The results of various studies in this regard are inconsistent. Keskin et al. [10] evaluated prevalence of sexual dysfunction between primary and secondary infertile women. They found a higher prevalence of sexual dysfunction in secondary infertile women in comparison with primary infertile women. In this study, secondary infertile women had decreased sexual desire, orgasm, and satisfaction compared to the primary group. But in the study conducted by Shahraki et al. [37] in Iranian women with infertility, different results were shown. They found that sexual dysfunction was more common in women with primary infertility. Also, their results showed that total FSFI score and all of its domains were significantly higher in controls vs. infertile ones and only desire subscale was significantly higher in the primary group. In our study, except for satisfaction, in other subscale of sexual function, no significant difference was found between the two groups.
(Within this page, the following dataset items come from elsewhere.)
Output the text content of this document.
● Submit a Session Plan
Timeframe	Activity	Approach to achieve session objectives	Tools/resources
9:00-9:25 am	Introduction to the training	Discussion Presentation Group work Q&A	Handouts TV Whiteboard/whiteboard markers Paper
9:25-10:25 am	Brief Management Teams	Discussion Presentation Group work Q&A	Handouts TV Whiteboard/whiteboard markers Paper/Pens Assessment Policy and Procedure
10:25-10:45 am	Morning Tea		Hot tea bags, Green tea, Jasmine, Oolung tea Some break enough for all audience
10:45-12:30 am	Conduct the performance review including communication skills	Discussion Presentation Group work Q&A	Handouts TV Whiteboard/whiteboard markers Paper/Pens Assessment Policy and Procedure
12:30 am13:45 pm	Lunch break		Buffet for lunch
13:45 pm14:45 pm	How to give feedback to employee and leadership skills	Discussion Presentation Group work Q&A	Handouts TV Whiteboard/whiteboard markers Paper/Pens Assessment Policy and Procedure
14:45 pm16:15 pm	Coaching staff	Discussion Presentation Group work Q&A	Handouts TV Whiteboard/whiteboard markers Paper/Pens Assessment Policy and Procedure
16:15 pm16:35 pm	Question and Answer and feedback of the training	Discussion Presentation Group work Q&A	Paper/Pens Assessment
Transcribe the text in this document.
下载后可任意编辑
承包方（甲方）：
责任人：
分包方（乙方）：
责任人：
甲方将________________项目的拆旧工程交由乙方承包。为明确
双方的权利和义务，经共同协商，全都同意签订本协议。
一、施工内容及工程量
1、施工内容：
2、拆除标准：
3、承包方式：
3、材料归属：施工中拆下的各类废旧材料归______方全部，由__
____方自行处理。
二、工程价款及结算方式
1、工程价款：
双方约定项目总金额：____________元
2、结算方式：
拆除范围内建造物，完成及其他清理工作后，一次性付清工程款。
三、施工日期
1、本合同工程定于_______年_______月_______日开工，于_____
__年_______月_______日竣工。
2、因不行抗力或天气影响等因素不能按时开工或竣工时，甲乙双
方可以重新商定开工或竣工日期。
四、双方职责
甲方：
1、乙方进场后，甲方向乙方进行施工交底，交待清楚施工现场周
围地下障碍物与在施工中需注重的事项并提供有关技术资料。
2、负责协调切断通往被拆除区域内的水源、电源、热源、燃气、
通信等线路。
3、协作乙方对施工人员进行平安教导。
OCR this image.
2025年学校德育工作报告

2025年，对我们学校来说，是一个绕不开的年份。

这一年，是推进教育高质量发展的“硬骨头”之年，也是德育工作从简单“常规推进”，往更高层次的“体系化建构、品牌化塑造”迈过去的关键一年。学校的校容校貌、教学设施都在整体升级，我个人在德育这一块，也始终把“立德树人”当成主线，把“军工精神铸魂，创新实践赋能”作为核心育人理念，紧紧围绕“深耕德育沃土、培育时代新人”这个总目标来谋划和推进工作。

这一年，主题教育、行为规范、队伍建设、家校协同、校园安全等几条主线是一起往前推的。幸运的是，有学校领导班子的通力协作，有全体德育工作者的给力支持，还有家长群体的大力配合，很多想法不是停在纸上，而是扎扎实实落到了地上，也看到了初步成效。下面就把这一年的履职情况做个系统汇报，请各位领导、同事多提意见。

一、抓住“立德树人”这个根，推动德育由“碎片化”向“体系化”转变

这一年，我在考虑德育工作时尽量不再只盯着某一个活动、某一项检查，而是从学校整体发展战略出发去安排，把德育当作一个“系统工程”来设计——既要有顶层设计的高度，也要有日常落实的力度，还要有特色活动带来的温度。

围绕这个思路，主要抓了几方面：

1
In societies such as Iran, according to the cultural factors rooted and penetrated in individuals’ deep unconscious layers, women’s feelings of satisfaction, perfection, and value are firmly dependent on their fertility and motherhood ability. Thus, It is undeniable that infertility has detrimental effects on quality of life and marital satisfaction [38]. Infertile women are at a higher risk of sexual dysfunction compared to fertile women and it is revealed that more than 60 percent of Iranian infertile women are suffering from sexual dysfunction [39]. Moreover, mentioning and assessing sexual dysfunction have been neglected in this mentioned population by healthcare services. This study highlighted the urgent need for further comprehensive policies for assessing and intervening with sexual dysfunction in various causes of infertility to enhance and improve their sexual quality of life. In spite of the importance of the present results, this study has some limitations. The main limitations of our study are external validity or the generalizability of the study due to the limited number of subjects involved, the multifactorial nature of female sexual dysfunction and data collected from Iranian women.

Conclusions

There was an association between the prevalence of female sexual dysfunction or individual domain scores of the FSFI and causes of infertility. The prevalence of sexual dysfunction is high in infertile women with endometriosis and PCOS. Therefore, infertility care providers are required to take this into consideration and develop preventive strategies for this issue.